Elle entendit plus qu’elle ne vit l’Étranger la rejoindre dans l’immense nef de la Cathédrale. Comme elle le pressentait, c’est ici que tout se jouerait. Le Pape devait attendre quelque part dans les étages supérieurs, bien protégé par une cohorte de Templiers.

Plus ses pupilles s’élargissaient, plus elle distinguait des formes de moins en moins abstraites tout autour d’elle : l’endroit n’avait rien des églises que l’on pouvait croiser en Karfeld. Des herbes, des bosquets, des arbres qu’elle ne reconnaissait pas poussaient là où auraient dû se trouver bancs et pupitres. Chacune de ces plantes venait de l’Extérieur.

Alors seulement, elle remarqua cette odeur si particulière de pétrichor ainsi que d’humus, et cette moiteur semblable au jardin hydroponique traversé sur la route vers Mär-völ.

Ses pieds foulaient une herbe aux larges bords mauves d’où s’échappaient d’étranges scarabées au corps nitescent.

Sous sa peau, des milliers de fourmis se mirent à s’agiter. Anna pouvait presque entendre leurs pattes gratter contre ses os, comme elle avait pu les entendre dans cette clairière en descendant de Val-de-Seuil.
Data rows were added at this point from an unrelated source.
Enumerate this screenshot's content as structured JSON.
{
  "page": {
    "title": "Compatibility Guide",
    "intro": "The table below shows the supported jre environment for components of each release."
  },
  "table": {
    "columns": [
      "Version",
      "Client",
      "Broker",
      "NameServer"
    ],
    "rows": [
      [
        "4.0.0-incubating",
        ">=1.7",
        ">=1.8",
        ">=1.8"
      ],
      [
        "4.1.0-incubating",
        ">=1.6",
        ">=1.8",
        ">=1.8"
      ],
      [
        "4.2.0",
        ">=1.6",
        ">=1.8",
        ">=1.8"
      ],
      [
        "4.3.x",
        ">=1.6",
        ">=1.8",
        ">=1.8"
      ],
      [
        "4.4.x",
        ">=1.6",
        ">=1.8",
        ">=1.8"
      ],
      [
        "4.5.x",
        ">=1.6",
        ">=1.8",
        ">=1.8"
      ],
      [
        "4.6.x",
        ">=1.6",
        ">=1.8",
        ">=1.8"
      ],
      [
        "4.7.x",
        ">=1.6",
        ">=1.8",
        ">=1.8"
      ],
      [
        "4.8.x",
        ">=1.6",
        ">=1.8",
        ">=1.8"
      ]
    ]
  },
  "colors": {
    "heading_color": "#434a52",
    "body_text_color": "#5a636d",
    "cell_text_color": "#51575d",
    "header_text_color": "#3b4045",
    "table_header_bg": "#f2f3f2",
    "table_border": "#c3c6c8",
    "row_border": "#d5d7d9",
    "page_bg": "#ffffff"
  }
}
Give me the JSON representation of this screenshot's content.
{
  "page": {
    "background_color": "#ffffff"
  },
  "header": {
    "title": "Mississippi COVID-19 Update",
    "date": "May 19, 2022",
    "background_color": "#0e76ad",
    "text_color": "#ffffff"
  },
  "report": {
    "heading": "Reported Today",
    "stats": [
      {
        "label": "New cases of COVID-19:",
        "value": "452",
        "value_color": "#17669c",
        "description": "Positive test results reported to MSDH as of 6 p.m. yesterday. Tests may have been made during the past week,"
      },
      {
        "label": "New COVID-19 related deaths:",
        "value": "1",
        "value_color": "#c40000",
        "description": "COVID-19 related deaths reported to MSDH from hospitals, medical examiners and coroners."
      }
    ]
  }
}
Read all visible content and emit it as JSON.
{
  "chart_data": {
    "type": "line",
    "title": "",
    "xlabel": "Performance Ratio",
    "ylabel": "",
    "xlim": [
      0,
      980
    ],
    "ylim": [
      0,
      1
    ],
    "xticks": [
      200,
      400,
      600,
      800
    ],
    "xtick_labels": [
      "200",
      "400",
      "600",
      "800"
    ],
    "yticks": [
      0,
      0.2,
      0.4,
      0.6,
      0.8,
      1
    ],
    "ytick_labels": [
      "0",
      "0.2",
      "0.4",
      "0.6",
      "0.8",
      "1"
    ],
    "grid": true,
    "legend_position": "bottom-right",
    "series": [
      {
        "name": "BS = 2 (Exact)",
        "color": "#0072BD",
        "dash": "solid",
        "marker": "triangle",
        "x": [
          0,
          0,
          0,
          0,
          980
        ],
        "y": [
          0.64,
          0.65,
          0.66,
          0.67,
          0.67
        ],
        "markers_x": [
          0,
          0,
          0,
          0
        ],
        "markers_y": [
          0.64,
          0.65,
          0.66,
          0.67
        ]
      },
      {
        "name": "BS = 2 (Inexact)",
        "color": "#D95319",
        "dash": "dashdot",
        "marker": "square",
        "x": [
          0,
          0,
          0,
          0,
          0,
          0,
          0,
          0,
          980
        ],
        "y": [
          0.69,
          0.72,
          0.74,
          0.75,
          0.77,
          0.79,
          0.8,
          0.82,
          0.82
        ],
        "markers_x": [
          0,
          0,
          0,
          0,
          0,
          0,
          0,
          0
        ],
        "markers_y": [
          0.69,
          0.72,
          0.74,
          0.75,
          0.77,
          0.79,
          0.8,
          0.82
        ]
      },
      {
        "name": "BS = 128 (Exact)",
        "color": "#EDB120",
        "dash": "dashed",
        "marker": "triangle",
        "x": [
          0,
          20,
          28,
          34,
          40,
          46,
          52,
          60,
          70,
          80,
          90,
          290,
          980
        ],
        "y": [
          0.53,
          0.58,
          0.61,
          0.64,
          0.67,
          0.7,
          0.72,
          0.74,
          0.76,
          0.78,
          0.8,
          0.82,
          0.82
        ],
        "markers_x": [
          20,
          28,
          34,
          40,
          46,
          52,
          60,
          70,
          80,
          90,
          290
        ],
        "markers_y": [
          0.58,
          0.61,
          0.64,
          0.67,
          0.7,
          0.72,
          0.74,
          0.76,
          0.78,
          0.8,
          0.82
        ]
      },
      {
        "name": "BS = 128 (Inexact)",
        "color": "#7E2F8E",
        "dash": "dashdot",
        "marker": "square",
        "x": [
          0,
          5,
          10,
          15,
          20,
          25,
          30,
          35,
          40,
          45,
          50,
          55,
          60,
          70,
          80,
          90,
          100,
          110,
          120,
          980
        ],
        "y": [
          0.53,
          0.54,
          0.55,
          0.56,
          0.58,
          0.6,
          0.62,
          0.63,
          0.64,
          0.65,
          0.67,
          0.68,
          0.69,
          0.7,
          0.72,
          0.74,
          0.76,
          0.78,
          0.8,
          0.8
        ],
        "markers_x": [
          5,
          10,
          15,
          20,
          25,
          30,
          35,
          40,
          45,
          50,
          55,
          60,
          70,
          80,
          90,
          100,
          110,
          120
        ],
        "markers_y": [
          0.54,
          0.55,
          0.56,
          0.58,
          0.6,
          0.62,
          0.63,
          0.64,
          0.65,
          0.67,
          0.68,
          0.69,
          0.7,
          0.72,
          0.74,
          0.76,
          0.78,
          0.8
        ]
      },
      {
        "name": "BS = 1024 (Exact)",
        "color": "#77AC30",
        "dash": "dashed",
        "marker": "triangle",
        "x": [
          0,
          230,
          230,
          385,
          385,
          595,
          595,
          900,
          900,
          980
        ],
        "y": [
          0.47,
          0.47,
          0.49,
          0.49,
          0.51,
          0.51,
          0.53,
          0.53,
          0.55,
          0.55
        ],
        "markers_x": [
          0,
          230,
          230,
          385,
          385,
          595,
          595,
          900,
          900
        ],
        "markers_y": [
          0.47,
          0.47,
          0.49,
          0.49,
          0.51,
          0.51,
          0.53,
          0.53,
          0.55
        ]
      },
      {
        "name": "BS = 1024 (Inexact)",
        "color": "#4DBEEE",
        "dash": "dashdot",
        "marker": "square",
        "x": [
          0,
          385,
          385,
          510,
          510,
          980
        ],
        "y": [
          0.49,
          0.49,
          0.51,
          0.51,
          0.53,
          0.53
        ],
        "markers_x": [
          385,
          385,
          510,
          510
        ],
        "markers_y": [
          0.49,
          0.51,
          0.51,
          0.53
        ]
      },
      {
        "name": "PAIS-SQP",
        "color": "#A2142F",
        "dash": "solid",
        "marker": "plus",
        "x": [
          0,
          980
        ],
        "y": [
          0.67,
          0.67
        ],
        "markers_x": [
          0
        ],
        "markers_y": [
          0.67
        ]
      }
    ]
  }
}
Or elle savait qu’aucun insecte ne grouillait dans ses chairs. Elle tenta de résister, mais chaque parcelle de son corps l’irritait déjà. Elle tomba à genoux.

L’Étranger ne la remarqua pas tout de suite, tout ébahi qu’il était par l’incongruité des lieux.

Mais lorsque son regard croisa celui de la jeune femme, il se précipita auprès d’elle.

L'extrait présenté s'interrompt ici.